El ritmo ágil y la excelente labor de la dirección artística, tanto en la ambientación de la época como en la caracterización de los personajes, hacen que esta peripecia paralela se siga con agrado. No obstante, la tendencia al psicologismo de la trama no implica que el perfil de ambos protagonistas sea profundo, más bien al contrario, se echa de menos una indagación menos plana en las mentes de estos dos campeones, menos pendiente de la anécdota. Volviendo a la comparación, con un aire más despreocupado y jovial, la mencionada «Rush» lograba una identificación mucho mayor con sus personajes, un mejor conocimiento de sus motivaciones y un retrato más esclarecedor sobre su contexto histórico.

Para el punto culminante del filme -la citada final-, Metz Pedersen (en un prometedor debut en la ficción cinematográfica tras haber logrado una gran reputación como documentalista y dirigir uno de los episodios de la segunda temporada de «True Detective») monta una ambiciosa estructura visual y narrativa, con la aparición de diversos ‘flashbacks’ según se van desarrollando los puntos, que queda muy vistosa pero que parte de un gran ‘hándicap’: el tenis no es, o por lo menos el cineasta sueco no logra hacerlo parecer, muy cinematográfico, al contrario de aquellas vibrantes carreras del filme de Howard, con lo que el supuesto cénit del relato no logra el alcance dramático deseado, quedando algo parco de emoción.

El aspecto más logrado del guión consiste en la progresiva equiparación de dos genios tenísticos tan distintos. Esa presión por ser siempre el mejor que atenaza a Borg la vemos ir apareciendo paulatinamente en el despreocupado McEnroe, quien va adquiriendo durante el torneo un carácter más grave, incluso concentrándose en evitar sus características explosiones de ira. Todo ello desembocará en una elocuente y bella secuencia final, un precioso paso de testigo, en la que es posiblemente el  mejor momento de toda la película.

Pero lo que realmente mantiene a flote al filme durante todo su metraje es el aspecto interpretativo. Muy afortunada resulta la decisión de otorgar el papel de Borg a un Sverrir Gudnason en crecimiento, el actor sueco resulta en pantalla un auténtico clon del Borg joven y es capaz de transmitir la honda profundidad psicológica del mito escandinavo.
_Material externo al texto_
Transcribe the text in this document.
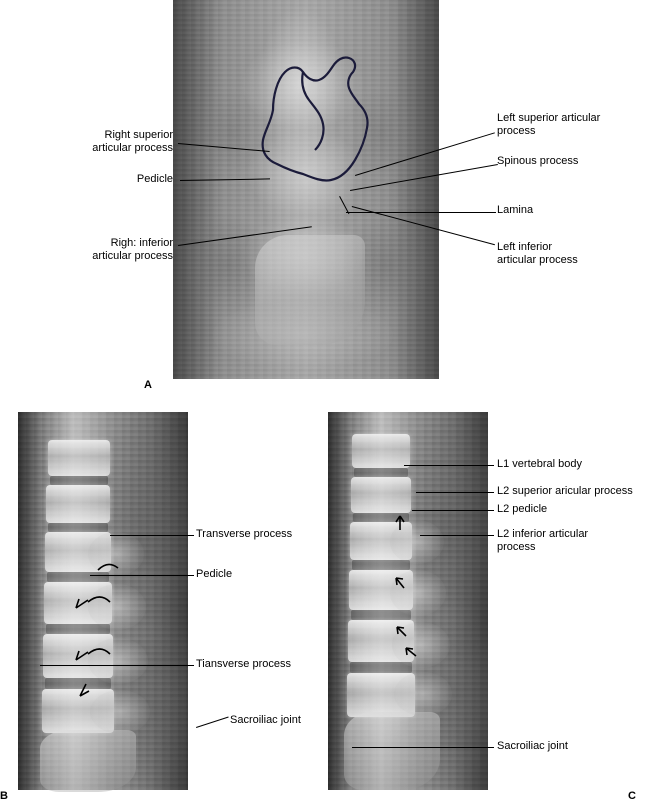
Right superior
articular process
Pedicle
Righ: inferior
articular process
Left superior articular
process
Spinous process
Lamina
Left inferior
articular process
A
B
Transverse process
Pedicle
Tiansverse process
Sacroiliac joint
C
L1 vertebral body
L2 superior aricular process
L2 pedicle
L2 inferior articular
process
Sacroiliac joint
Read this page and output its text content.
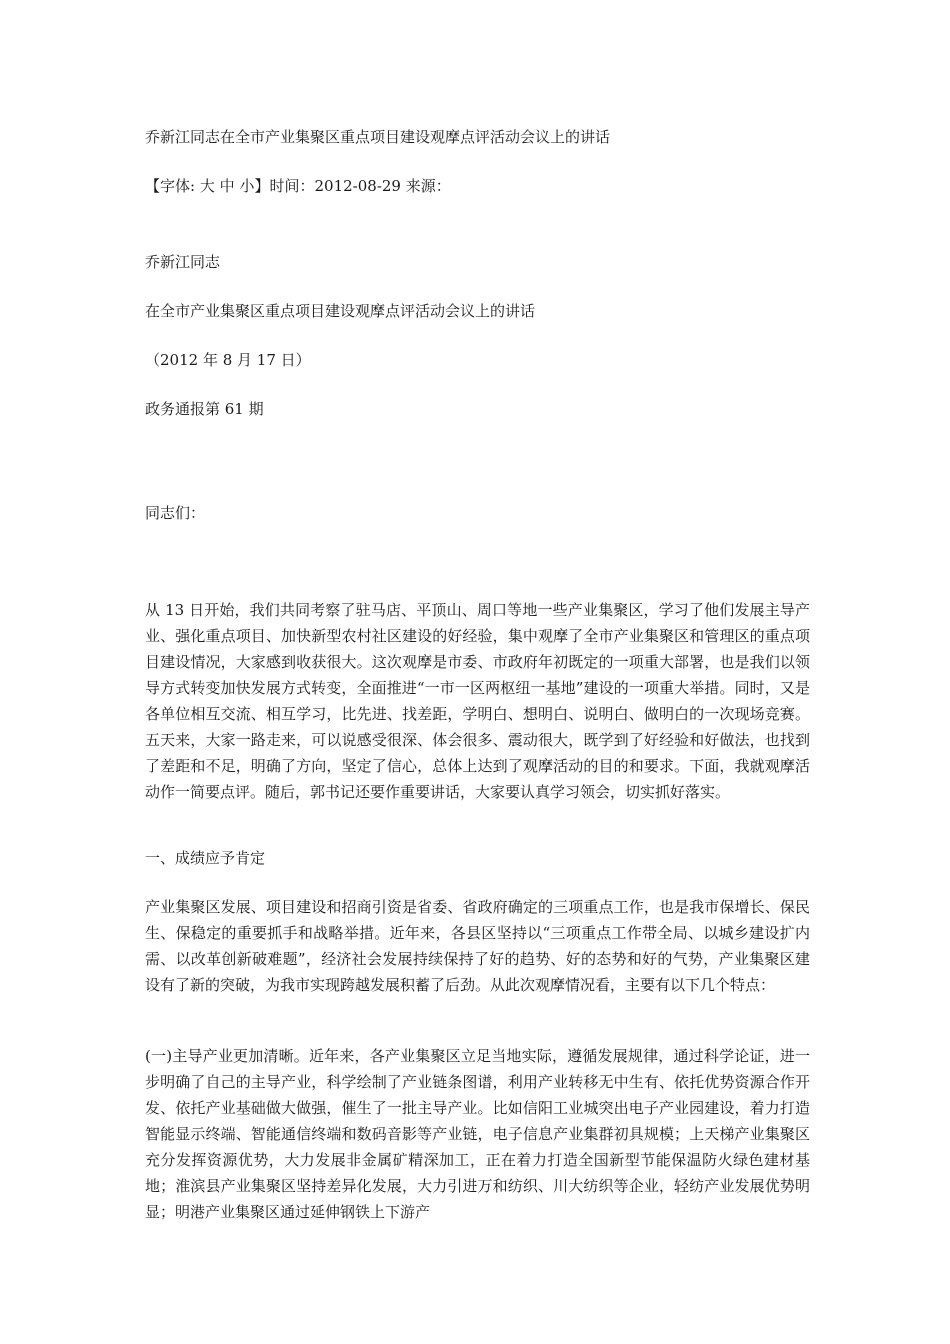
乔新江同志在全市产业集聚区重点项目建设观摩点评活动会议上的讲话
【字体: 大 中 小】时间：2012-08-29 来源：
乔新江同志
在全市产业集聚区重点项目建设观摩点评活动会议上的讲话
（2012 年 8 月 17 日）
政务通报第 61 期
同志们：
从 13 日开始，我们共同考察了驻马店、平顶山、周口等地一些产业集聚区，学习了他们发展主导产业、强化重点项目、加快新型农村社区建设的好经验，集中观摩了全市产业集聚区和管理区的重点项目建设情况，大家感到收获很大。这次观摩是市委、市政府年初既定的一项重大部署，也是我们以领导方式转变加快发展方式转变，全面推进“一市一区两枢纽一基地”建设的一项重大举措。同时，又是各单位相互交流、相互学习，比先进、找差距，学明白、想明白、说明白、做明白的一次现场竞赛。五天来，大家一路走来，可以说感受很深、体会很多、震动很大，既学到了好经验和好做法，也找到了差距和不足，明确了方向，坚定了信心，总体上达到了观摩活动的目的和要求。下面，我就观摩活动作一简要点评。随后，郭书记还要作重要讲话，大家要认真学习领会，切实抓好落实。
一、成绩应予肯定
产业集聚区发展、项目建设和招商引资是省委、省政府确定的三项重点工作，也是我市保增长、保民生、保稳定的重要抓手和战略举措。近年来，各县区坚持以“三项重点工作带全局、以城乡建设扩内需、以改革创新破难题”，经济社会发展持续保持了好的趋势、好的态势和好的气势，产业集聚区建设有了新的突破，为我市实现跨越发展积蓄了后劲。从此次观摩情况看，主要有以下几个特点：
(一)主导产业更加清晰。近年来，各产业集聚区立足当地实际，遵循发展规律，通过科学论证，进一步明确了自己的主导产业，科学绘制了产业链条图谱，利用产业转移无中生有、依托优势资源合作开发、依托产业基础做大做强，催生了一批主导产业。比如信阳工业城突出电子产业园建设，着力打造智能显示终端、智能通信终端和数码音影等产业链，电子信息产业集群初具规模；上天梯产业集聚区充分发挥资源优势，大力发展非金属矿精深加工，正在着力打造全国新型节能保温防火绿色建材基地；淮滨县产业集聚区坚持差异化发展，大力引进万和纺织、川大纺织等企业，轻纺产业发展优势明显；明港产业集聚区通过延伸钢铁上下游产
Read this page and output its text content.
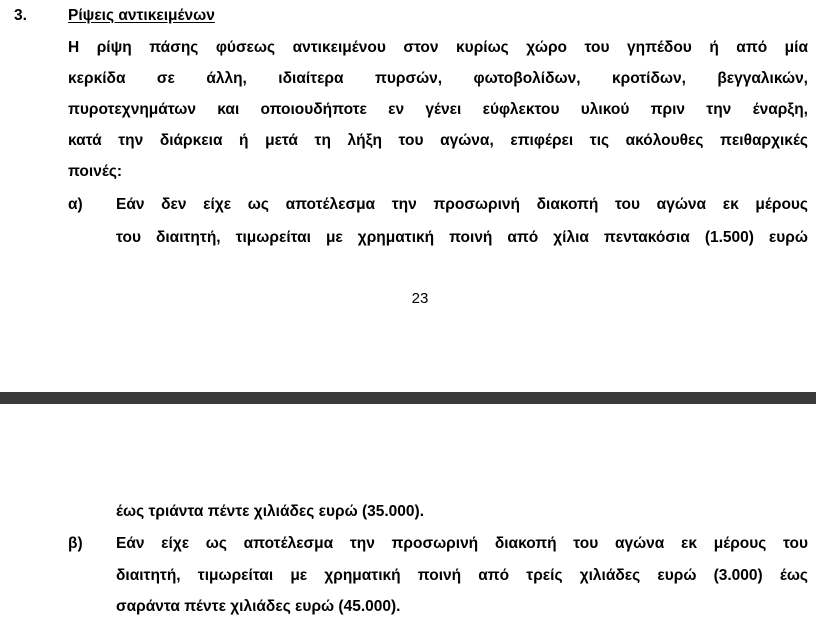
3.	Ρίψεις αντικειμένων
Η ρίψη πάσης φύσεως αντικειμένου στον κυρίως χώρο του γηπέδου ή από μία
κερκίδα σε άλλη, ιδιαίτερα πυρσών, φωτοβολίδων, κροτίδων, βεγγαλικών,
πυροτεχνημάτων και οποιουδήποτε εν γένει εύφλεκτου υλικού πριν την έναρξη,
κατά την διάρκεια ή μετά τη λήξη του αγώνα, επιφέρει τις ακόλουθες πειθαρχικές
ποινές:
α) Εάν δεν είχε ως αποτέλεσμα την προσωρινή διακοπή του αγώνα εκ μέρους
του διαιτητή, τιμωρείται με χρηματική ποινή από χίλια πεντακόσια (1.500) ευρώ
23
έως τριάντα πέντε χιλιάδες ευρώ (35.000).
β) Εάν είχε ως αποτέλεσμα την προσωρινή διακοπή του αγώνα εκ μέρους του
διαιτητή, τιμωρείται με χρηματική ποινή από τρείς χιλιάδες ευρώ (3.000) έως
σαράντα πέντε χιλιάδες ευρώ (45.000).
Idéntica solidez nórdica aportan tanto Tuva Novotny, en el papel de la novia de Borg, como el siempre irreprochable Stellan Skarsgard, que, con el papel de entrenador, regresa después de largos años al cine escandinavo, tras ser empleado como eficaz multiusos por un buen montón de producciones hollywoodienses y británicas. Pero, sin lugar a dudas, la estrella de la función es, ni mas ni menos, que Shia Laboeuf. Aquella estrella emergente que parecía imparable a principios de siglo y que se topó con el pétreo muro que formaron tanto el fracaso del cuarto Indiana Jones como sus incomprensibles comportamientos públicos, parece estar a punto de experimentar un resurgir de esos que tanto gustan a la industria estadounidense y borda absolutamente el papel de McEnroe, levantando la película en cada una de sus apariciones, plenas de carisma y elocuencia.

En definitiva, «Borg McEnroe» no es esa película deportiva definitiva que se espera desde hace tiempo en un género particularmente poco agraciado en la historia del cine y se queda un poco a medias de lo que podía haber dado una crónica sobre los colosos que la protagonizan, pero no cabe duda de que el filme de Metz Pedersen supone un agradable pasatiempo que nos recuerda los enormes sacrificios a pagar de esos profesionales sobre los que tan alegremente solemos dictar sentencias…y que deja bien patente que Ron Howard no es tan mal director como nos quieren hacer creer.